2. If so, how much lifetime loss am I looking at?

I could reconfigure the batteries to new positions every couple years. Or get some custom cables made with Surlock connectors and get all 6 batteries to the bus bar individually instead of in sets of two.

I have been watching SOC since I got solar-assistant. I have a rather small array, so at times when I don't get a full charge for 2 weeks, I have seen it go as far as 10-11% difference in SOC (74% on lowest battery of the 6, and 85% on the highest). If I get a full charge every few days they don't drift more than 2-3%.

There are also minor differences in draw. When the dryer is running, it could be pulling 910 watts from one battery and 880 watts from another for example.
 
Each battery having equal resistance to the loads/chargers is important proportional to the magnitude of the current relative to capacity.
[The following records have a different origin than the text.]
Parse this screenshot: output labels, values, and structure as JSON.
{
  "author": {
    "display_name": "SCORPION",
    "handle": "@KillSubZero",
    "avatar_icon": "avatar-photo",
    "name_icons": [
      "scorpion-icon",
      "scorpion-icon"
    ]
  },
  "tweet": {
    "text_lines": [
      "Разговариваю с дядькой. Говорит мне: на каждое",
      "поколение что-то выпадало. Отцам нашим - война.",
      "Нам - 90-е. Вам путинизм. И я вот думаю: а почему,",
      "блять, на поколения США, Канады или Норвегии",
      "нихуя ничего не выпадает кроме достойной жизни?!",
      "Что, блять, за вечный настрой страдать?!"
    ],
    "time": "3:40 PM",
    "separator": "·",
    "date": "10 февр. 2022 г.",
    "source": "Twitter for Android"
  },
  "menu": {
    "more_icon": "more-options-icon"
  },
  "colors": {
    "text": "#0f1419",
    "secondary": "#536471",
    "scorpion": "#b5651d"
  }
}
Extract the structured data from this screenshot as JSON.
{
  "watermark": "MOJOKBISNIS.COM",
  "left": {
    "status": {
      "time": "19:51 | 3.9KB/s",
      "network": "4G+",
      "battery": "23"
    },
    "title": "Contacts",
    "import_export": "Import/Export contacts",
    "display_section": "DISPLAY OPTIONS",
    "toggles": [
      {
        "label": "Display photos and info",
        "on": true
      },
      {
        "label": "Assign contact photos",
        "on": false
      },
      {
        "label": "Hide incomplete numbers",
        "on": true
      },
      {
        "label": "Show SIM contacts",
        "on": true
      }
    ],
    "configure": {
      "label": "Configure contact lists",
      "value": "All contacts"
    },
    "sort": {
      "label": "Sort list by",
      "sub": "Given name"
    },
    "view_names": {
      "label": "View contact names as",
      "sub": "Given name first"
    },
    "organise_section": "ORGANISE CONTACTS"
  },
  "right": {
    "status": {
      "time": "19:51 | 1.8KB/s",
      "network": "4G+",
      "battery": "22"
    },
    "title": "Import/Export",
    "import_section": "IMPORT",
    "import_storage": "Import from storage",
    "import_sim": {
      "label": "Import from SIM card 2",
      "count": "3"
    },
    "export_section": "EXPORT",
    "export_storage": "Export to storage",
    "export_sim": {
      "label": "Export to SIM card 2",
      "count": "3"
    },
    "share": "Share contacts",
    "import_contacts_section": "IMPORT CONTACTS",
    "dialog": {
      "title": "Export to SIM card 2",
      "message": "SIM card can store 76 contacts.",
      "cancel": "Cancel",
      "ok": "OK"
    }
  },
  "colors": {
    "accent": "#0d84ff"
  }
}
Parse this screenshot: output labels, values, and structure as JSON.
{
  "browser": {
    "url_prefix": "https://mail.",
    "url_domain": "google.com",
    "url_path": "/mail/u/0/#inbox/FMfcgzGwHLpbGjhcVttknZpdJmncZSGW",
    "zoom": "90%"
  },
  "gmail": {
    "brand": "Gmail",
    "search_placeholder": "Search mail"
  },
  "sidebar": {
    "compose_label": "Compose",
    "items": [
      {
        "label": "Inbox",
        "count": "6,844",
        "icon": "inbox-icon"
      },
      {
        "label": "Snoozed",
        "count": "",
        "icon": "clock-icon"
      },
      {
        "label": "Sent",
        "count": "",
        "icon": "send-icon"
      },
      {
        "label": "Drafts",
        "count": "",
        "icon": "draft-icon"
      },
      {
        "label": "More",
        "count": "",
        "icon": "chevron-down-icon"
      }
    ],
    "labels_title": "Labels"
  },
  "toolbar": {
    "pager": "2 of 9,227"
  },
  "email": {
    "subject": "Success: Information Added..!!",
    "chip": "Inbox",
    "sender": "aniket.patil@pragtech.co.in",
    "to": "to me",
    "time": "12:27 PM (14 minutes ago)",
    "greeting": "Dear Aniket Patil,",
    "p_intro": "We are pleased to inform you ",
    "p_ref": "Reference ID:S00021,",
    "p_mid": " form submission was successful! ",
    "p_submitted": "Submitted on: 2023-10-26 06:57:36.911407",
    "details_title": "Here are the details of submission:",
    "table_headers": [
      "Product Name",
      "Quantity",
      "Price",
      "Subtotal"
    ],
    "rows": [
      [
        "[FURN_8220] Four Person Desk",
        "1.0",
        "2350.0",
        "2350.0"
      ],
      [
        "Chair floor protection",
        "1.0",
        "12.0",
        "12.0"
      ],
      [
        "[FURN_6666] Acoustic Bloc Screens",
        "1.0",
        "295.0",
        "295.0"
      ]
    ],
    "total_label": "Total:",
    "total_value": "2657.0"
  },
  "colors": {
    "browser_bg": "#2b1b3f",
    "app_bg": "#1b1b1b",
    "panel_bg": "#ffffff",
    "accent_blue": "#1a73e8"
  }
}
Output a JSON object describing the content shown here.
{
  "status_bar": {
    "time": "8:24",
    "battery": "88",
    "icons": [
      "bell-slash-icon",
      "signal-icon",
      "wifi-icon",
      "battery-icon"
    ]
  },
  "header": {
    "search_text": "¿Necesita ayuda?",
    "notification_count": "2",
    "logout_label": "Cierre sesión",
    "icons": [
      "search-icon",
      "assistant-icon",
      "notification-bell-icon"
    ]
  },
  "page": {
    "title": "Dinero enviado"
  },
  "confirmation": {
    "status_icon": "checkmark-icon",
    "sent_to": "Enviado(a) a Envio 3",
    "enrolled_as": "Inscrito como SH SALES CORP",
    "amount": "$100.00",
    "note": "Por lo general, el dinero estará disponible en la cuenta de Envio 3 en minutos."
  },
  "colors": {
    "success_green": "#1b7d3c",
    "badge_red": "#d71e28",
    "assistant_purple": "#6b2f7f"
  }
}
I would not be concerned with a ~10% difference in SoC provided you can regularly attain 100% on all.
 
Thank you. Let's pretend for a moment that I am not great at digesting densely packed sentences... Because I'm not.

I have a battery capable of 12,000 watt draws, and I only ever get to 6,000 continuous. Average about 500 watts an hour over a week.
Screenshot while the dryer is going. This was after a full charge, so no SOC drift yet.
1720547923834.png

Let's rephrase and use your equal resistance wording. Is it a problem if they have slightly different resistances (see chart above for "high" draw. If so, how much of a problem. A year or two off of a 15 year battery? Or would it potentially take it out in a few years?
 
Thank you. Let's pretend for a moment that I am not great at digesting densely packed sentences... Because I'm not.

Matters lots if you're pushing them hard.

Matter less if you're not pushing them hard (you're not).

Let's rephrase and use your equal resistance wording. Is it a problem if they have slightly different resistances (see chart above for "high" draw. If so, how much of a problem. A year or two off of a 15 year battery?

Maybe.

Or would it potentially take it out in a few years?

Almost certainly not.

The important thing is that EACH battery is operating within their defined specifications. Running a battery at 60A will have a shorter life than one running at 50A... how much? Can't say, but both should reach their rated cycle life as 60A is still within its ratings.
 
Perfect. Thanks again!

The batteries are actually rated at 50A continuous 102A peak each. So my 20 amp load on each is not full throttle by any means. And even that is rare.

I really do appreciate you simplifying it. In this case, the single inverter limits my draw, not the batteries.